Arthur C. Clarke who wrote the original short story 'The Sentinel' which was expanded and morphed into '2001' is quoted as saying that he made two major errors in the film. First, he didn't foresee the extreme miniaturisation of computers (in this film, HAL is huge!) and secondly, when astronaut Dave Bowman is trying to get into the mothership without a helmet, HAL having denied him entrance, before diving through the open door into the airless docking bay he takes a deep breath, which actually would have made his lungs explode when in a vacuum, even for a couple of seconds!  This time around I also especially thought the astronauts walking on the surface of the moon had a gait that looked too heavy for the much weaker lunar gravity. But in the context of sound scientific principles as a whole - and where it really matters - these quibbles verge on nit-picking.  

It's by no means a perfect film. The section of 'Jupiter and Beyond the Infinite' is too long and indulgent to sustain fascinated interest, and one is left with the time to muse on how they achieved such and such effect - but it's not a critical fault. Also, we now know that even as the film was in progress, neither Kubrick and Clarke had any idea how to bring it all to a conclusion. I must say that what they eventually came up with, for me could hardly have been bettered, even if it had turned out to be only by a fluke.

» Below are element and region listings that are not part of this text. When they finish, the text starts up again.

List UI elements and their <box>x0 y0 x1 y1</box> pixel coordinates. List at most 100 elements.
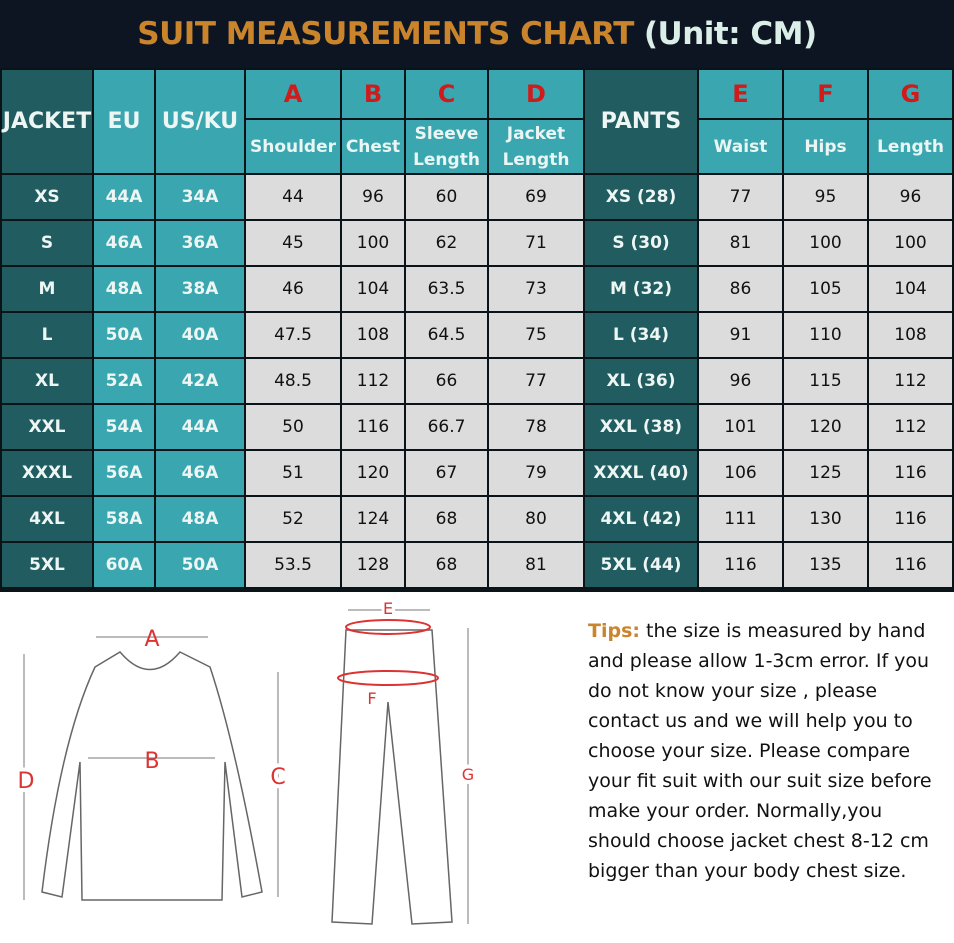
cell-shoulder: 51 <box>244 449 342 497</box>
cell-jacket-length: 69 <box>487 173 585 221</box>
label-d: D <box>18 769 35 794</box>
title-unit: (Unit: CM) <box>643 16 817 52</box>
header-letter-g: G <box>867 68 954 120</box>
cell-shoulder: 48.5 <box>244 357 342 405</box>
cell-shoulder: 44 <box>244 173 342 221</box>
label-f: F <box>367 689 376 708</box>
header-row-letters: JACKET EU US/KU A B C D PANTS E F G <box>0 68 954 175</box>
cell-waist: 77 <box>697 173 784 221</box>
cell-length: 108 <box>867 311 954 359</box>
cell-length: 100 <box>867 219 954 267</box>
header-chest: Chest <box>340 118 406 175</box>
cell-pants-size: S (30) <box>583 219 699 267</box>
cell-hips: 100 <box>782 219 869 267</box>
cell-hips: 120 <box>782 403 869 451</box>
cell-chest: 96 <box>340 173 406 221</box>
tips-text: Tips: the size is measured by hand and p… <box>580 592 954 942</box>
header-shoulder: Shoulder <box>244 118 342 175</box>
cell-pants-size: XXXL (40) <box>583 449 699 497</box>
cell-chest: 100 <box>340 219 406 267</box>
cell-jacket-length: 79 <box>487 449 585 497</box>
cell-pants-size: XL (36) <box>583 357 699 405</box>
cell-jacket-length: 71 <box>487 219 585 267</box>
header-eu: EU <box>92 68 156 175</box>
cell-length: 112 <box>867 403 954 451</box>
measurement-diagram: A B C D E F G <box>0 592 580 942</box>
header-waist: Waist <box>697 118 784 175</box>
cell-waist: 91 <box>697 311 784 359</box>
label-g: G <box>462 765 474 784</box>
cell-jacket-length: 81 <box>487 541 585 589</box>
cell-jacket-length: 78 <box>487 403 585 451</box>
cell-shoulder: 53.5 <box>244 541 342 589</box>
header-hips: Hips <box>782 118 869 175</box>
cell-pants-size: XXL (38) <box>583 403 699 451</box>
cell-length: 96 <box>867 173 954 221</box>
header-letter-b: B <box>340 68 406 120</box>
cell-eu-size: 52A <box>92 357 156 405</box>
cell-us-size: 44A <box>154 403 246 451</box>
cell-sleeve-length: 66.7 <box>404 403 489 451</box>
cell-jacket-size: 4XL <box>0 495 94 543</box>
cell-jacket-length: 73 <box>487 265 585 313</box>
cell-eu-size: 60A <box>92 541 156 589</box>
cell-shoulder: 50 <box>244 403 342 451</box>
header-letter-c: C <box>404 68 489 120</box>
header-letter-f: F <box>782 68 869 120</box>
cell-pants-size: XS (28) <box>583 173 699 221</box>
table-row: XS 44A 34A 44 96 60 69 XS (28) 77 95 96 <box>0 173 954 221</box>
cell-chest: 128 <box>340 541 406 589</box>
table-row: XXXL 56A 46A 51 120 67 79 XXXL (40) 106 125 116 <box>0 449 954 497</box>
cell-hips: 125 <box>782 449 869 497</box>
cell-eu-size: 44A <box>92 173 156 221</box>
cell-jacket-size: XS <box>0 173 94 221</box>
cell-jacket-size: M <box>0 265 94 313</box>
label-e: E <box>383 599 393 618</box>
cell-shoulder: 52 <box>244 495 342 543</box>
tips-body: the size is measured by hand and please … <box>588 620 932 882</box>
table-row: 4XL 58A 48A 52 124 68 80 4XL (42) 111 130 116 <box>0 495 954 543</box>
table-row: XL 52A 42A 48.5 112 66 77 XL (36) 96 115 112 <box>0 357 954 405</box>
cell-jacket-size: 5XL <box>0 541 94 589</box>
table-row: L 50A 40A 47.5 108 64.5 75 L (34) 91 110 108 <box>0 311 954 359</box>
cell-eu-size: 54A <box>92 403 156 451</box>
cell-chest: 104 <box>340 265 406 313</box>
cell-eu-size: 48A <box>92 265 156 313</box>
header-jacket: JACKET <box>0 68 94 175</box>
cell-pants-size: 5XL (44) <box>583 541 699 589</box>
bottom-section: A B C D E F G Tips: the size is measured… <box>0 590 954 943</box>
header-length: Length <box>867 118 954 175</box>
cell-hips: 135 <box>782 541 869 589</box>
hips-ellipse <box>337 670 439 686</box>
cell-chest: 124 <box>340 495 406 543</box>
label-b: B <box>144 749 159 774</box>
cell-waist: 101 <box>697 403 784 451</box>
cell-length: 116 <box>867 541 954 589</box>
cell-eu-size: 50A <box>92 311 156 359</box>
cell-chest: 120 <box>340 449 406 497</box>
cell-sleeve-length: 62 <box>404 219 489 267</box>
cell-length: 116 <box>867 495 954 543</box>
cell-waist: 116 <box>697 541 784 589</box>
cell-jacket-size: L <box>0 311 94 359</box>
cell-waist: 86 <box>697 265 784 313</box>
cell-jacket-size: XXXL <box>0 449 94 497</box>
cell-length: 112 <box>867 357 954 405</box>
shirt-outline <box>41 651 263 901</box>
cell-us-size: 50A <box>154 541 246 589</box>
cell-jacket-length: 77 <box>487 357 585 405</box>
cell-sleeve-length: 68 <box>404 495 489 543</box>
cell-hips: 105 <box>782 265 869 313</box>
cell-pants-size: 4XL (42) <box>583 495 699 543</box>
cell-jacket-length: 75 <box>487 311 585 359</box>
cell-jacket-size: XL <box>0 357 94 405</box>
cell-sleeve-length: 63.5 <box>404 265 489 313</box>
cell-us-size: 34A <box>154 173 246 221</box>
title-main: SUIT MEASUREMENTS CHART <box>137 16 634 52</box>
header-us: US/KU <box>154 68 246 175</box>
label-a: A <box>144 627 159 652</box>
header-row-labels: Shoulder Chest Sleeve Length Jacket Leng… <box>1 118 954 175</box>
cell-eu-size: 46A <box>92 219 156 267</box>
cell-eu-size: 58A <box>92 495 156 543</box>
cell-us-size: 36A <box>154 219 246 267</box>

One final point. The soundtrack music had, in fact, been composed, as Kubrick requested, by one Alex North (his score is available on CD). Apparently, just before release, and without telling the composer, the director decided to substitute North's score with the classical pieces we're now familiar with. In fact the first the composer knew about it was when he attended the premier in blissful ignorance, only to find himself bewildered when, instead of his 'Sunrise' music at the start, he heard Richard Strauss' imposing opening bars from  'Also Sprach Zarathustra' - and waited in vain throughout the rest of the film for his own music to be heard. Obviously someone forgot to rescind his invitation or, more likely, it was just overlooked - or, perhaps, Kubrick or someone else was just too embarrassed to tell him what had happened. Must have given him quite a nasty start to have found it out the way he did. 
I'm not sure that using the 'Blue Danube' waltz was such a good idea. It's just a bit too familiar, and I've never been able to hear that music in all the years since without it conjuring up that particular sequence in the film - not necessarily a bad thing, but I do wish it hadn't been so firmly embedded in my mind. Before he decided on 'Danube', Kubrick had toyed with the idea of using (same composer) Johann Strauss' 'Music of the Spheres' at this juncture, which would have had more obvious titular resonance, but decided that the swing of the 'Blue Danube' was more in keeping with his vision. Again, it's not a make-or-break matter.

And then there's the title, '2001'. The film was made just a year before the first moon landing and no one could at that time foresee that lunar expeditions would completely dry up within two or three years because of the costs. So it's necessary, on hindsight, to see the title year as a kind of shorthand for an unidentifiable future time. It doesn't invalidate the concept of future space travel potential at all, unfortunate as it superficially might seem - nor of contact with an extra-terrestrial intelligence. which I believe will happen, even if hardly likely in my own lifetime.

I've said a lot about a film I wasn't even going to post about at all. At least it's off my chest now. 
Observe the following rating very carefully. You won't see its like again for a very long time indeed, if ever..............9.